If you had fun along the way slipping into bed with an admirer or stoking a lengthy affair, how wonderful. But better still to be confident in your own self and your own abilities, with a man as an adornment rather than a life’s purpose
This sounds like a lot of fun! And yeah, somehow more enlightened than the Cosmo magazines I read as a young woman…
Brown was the editor of Cosmo from the mid-sixties to mid-nineties so clearly was not entirely enlightened but, for 1962, it’s fairly revolutionary stuff.
I loved Live Alone and Like It, but I expect it’s unobtainable now! First published 1936 and my reprint cost me 10 pence some years ago…
Happily, it’s very easily obtainable, along with Orchids on Your Budget, from Virago!
Oh wow this does sound fun – and you’re right, all the other 1962 books have NOTHING to tell us in comparison.
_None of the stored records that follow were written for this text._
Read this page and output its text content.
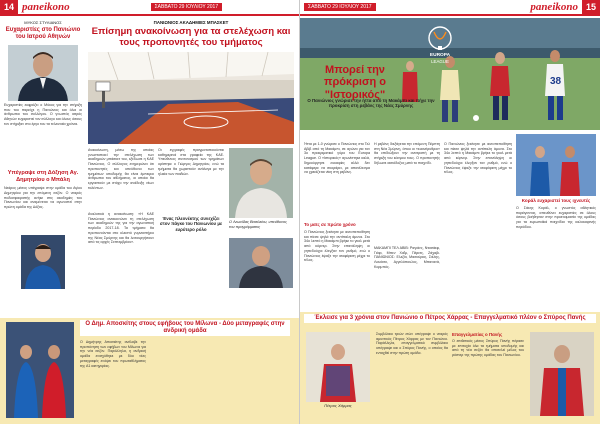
14 paneikono	ΣΑΒΒΑΤΟ 29 ΙΟΥΛΙΟΥ 2017
ΜΥΚΟΣ ΣΤΥΛΙΑΝΟΣ
Ευχαριστίες στο Πανιώνιο του Ιατρού Αθηνών
Ευχαριστίες εκφράζει ο Μύκος για την στήριξη που του παρείχε η Πανιώνιος και όλοι οι άνθρωποι του συλλόγου. Ο γνωστός ιατρός Αθηνών ευχαριστεί τον σύλλογο και όλους όσους τον στήριξαν στο έργο του τα τελευταία χρόνια.
Υπέγραψε στη Δόξηση Αγ. Δημητρίου ο Μπάλη
Νεάρος μέσος υπέγραψε στην ομάδα του Αγίου Δημητρίου για την επόμενη σεζόν. Ο νεαρός ποδοσφαιριστής ανήκε στις ακαδημίες του Πανιωνίου και αναμένεται να αγωνιστεί στην πρώτη ομάδα της Δόξας.
ΠΑΝΙΩΝΙΟΣ ΑΚΑΔΗΜΙΕΣ ΜΠΑΣΚΕΤ
Επίσημη ανακοίνωση για τα στελέχωση και τους προπονητές του τμήματος
Ανακοίνωση, μέσω της οποίας γνωστοποιεί την στελέχωση των ακαδημιών μπάσκετ του, εξέδωσε η ΚΑΕ Πανιώνιος. Ο σύλλογος ενημερώνει ότι προπονητές και υπεύθυνοι των τμημάτων υποδομής θα είναι έμπειροι άνθρωποι του αθλήματος, οι οποίοι θα εργαστούν με στόχο την ανάδειξη νέων ταλέντων.
Αναλυτικά η ανακοίνωση: «Η ΚΑΕ Πανιώνιος ανακοινώνει τη στελέχωση των ακαδημιών της για την αγωνιστική περίοδο 2017-18. Τα τμήματα θα προπονούνται στο κλειστό γυμναστήριο της Νέας Σμύρνης και θα λειτουργήσουν από τις αρχές Σεπτεμβρίου».
Οι εγγραφές πραγματοποιούνται καθημερινά στα γραφεία της ΚΑΕ. Υπεύθυνος συντονισμού των τμημάτων ορίστηκε ο Γιώργος Δημητρίου, ενώ τα τμήματα θα χωριστούν ανάλογα με την ηλικία των παιδιών.
Ένας πλεονέκτης συνεχίζει στον πάγκο του Πανιωνίου με ευρύτερο ρόλο
Ο Λεωνίδας Βασιλείου, υπεύθυνος του προγράμματος
Ο Δημ. Αποσκίτης στους εφήβους του Μίλωνα - Δύο μεταγραφές στην ανδρική ομάδα
Ο Δημήτρης Αποσκίτης ανέλαβε την προπόνηση των εφήβων του Μίλωνα για την νέα σεζόν. Παράλληλα, η ανδρική ομάδα ενισχύθηκε με δύο νέες μεταγραφές ενόψει του πρωταθλήματος της Α1 κατηγορίας.
ΣΑΒΒΑΤΟ 29 ΙΟΥΛΙΟΥ 2017	paneikono 15
38
EUROPA
LEAGUE
Μπορεί την πρόκριση ο "Ιστορικός"
Ο Πανιώνιος γνώρισε την ήττα από τη Μακάμπι και πήγε την προκρίση στη ρεβάνς της Νέας Σμύρνης
Ήττα με 1-0 γνώρισε ο Πανιώνιος στο Τελ Αβίβ από τη Μακάμπι, σε αγώνα για τον 3ο προκριματικό γύρο του Europa League. Ο «Ιστορικός» αγωνίστηκε καλά, δημιούργησε ευκαιρίες αλλά δεν κατάφερε να σκοράρει, με αποτέλεσμα να χρειάζεται νίκη στη ρεβάνς.
Το ματς σε πρώτο χρόνο
Ο Πανιώνιος ξεκίνησε με αυτοπεποίθηση και πίεσε ψηλά την αντίπαλη άμυνα. Στο 34ο λεπτό η Μακάμπι βρήκε το γκολ μετά από κόρνερ. Στην επανάληψη οι γηπεδούχοι έλεγξαν τον ρυθμό, ενώ ο Πανιώνιος έψαξε την ισοφάριση μέχρι το τέλος.
Η ρεβάνς διεξάγεται την επόμενη Πέμπτη στη Νέα Σμύρνη, όπου οι «κυανέρυθροι» θα επιδιώξουν την ανατροπή με τη στήριξη του κόσμου τους. Ο προπονητής δήλωσε αισιόδοξος μετά το παιχνίδι.
ΜΑΚΑΜΠΙ ΤΕΛ ΑΒΙΒ: Ραγιάνς, Ντασάεφ, Γιάιρ, Μπεν Χαΐμ, Πέρετς, Ζάχαβι. ΠΑΝΙΩΝΙΟΣ: Ελεζάι, Μασούρας, Σιέλης, Λουάσα, Αγγελόπουλος, Μπανανά, Κορμπός.
Ο Πανιώνιος ξεκίνησε με αυτοπεποίθηση και πίεσε ψηλά την αντίπαλη άμυνα. Στο 34ο λεπτό η Μακάμπι βρήκε το γκολ μετά από κόρνερ. Στην επανάληψη οι γηπεδούχοι έλεγξαν τον ρυθμό, ενώ ο Πανιώνιος έψαξε την ισοφάριση μέχρι το τέλος.
Κοράλ ευχαριστεί τους ιχνευτές
Ο Σάκης Κοράλ, ο γνωστός αθλητικός παράγοντας, απευθύνει ευχαριστίες σε όλους όσους βοήθησαν στην προετοιμασία της ομάδας για τα ευρωπαϊκά παιχνίδια της καλοκαιρινής περιόδου.
Έκλεισε για 3 χρόνια στον Πανιώνιο ο Πέτρος Χάρρας - Επαγγελματικό πλέον ο Σπύρος Πανής
Πέτρος Χάρρας
Συμβόλαιο τριών ετών υπέγραψε ο νεαρός αμυντικός Πέτρος Χάρρας με τον Πανιώνιο. Παράλληλα, επαγγελματικό συμβόλαιο υπέγραψε και ο Σπύρος Πανής, ο οποίος θα ενταχθεί στην πρώτη ομάδα.
Επαγγελματίας ο Πανής
Ο επιθετικός μέσος Σπύρος Πανής πέρασε με επιτυχία όλα τα τμήματα υποδομής και από τη νέα σεζόν θα αποτελεί μέλος του ρόστερ της πρώτης ομάδας του Πανιωνίου.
I will admit that Solzhenitsyn had some fairly important stuff to share with the world in 1962 but even the impact of One Day in the Life of Ivan Denisovich was a small wave compared to this tsunami.
Not at all what I would have expected as to its actual message but yes, definitely the social history that Simon and Karen might have been hoping for! As well, I feel more educated for knowing what was in this book.
It’s definitely a fascinating bit of history!
Ah, memories. I read that back when it first came out.
I can only imagine what a bombshell it must have been!
This sounds really interesting – a mixture of stuff which might have dated and stuff which is really still relevant. Thanks for choosing it!
It’s such a great piece of social history! It seems I’m making a habit for the reading clubs of picking self-help books, but they always give such an interesting perspective on what people were worrying about at the time.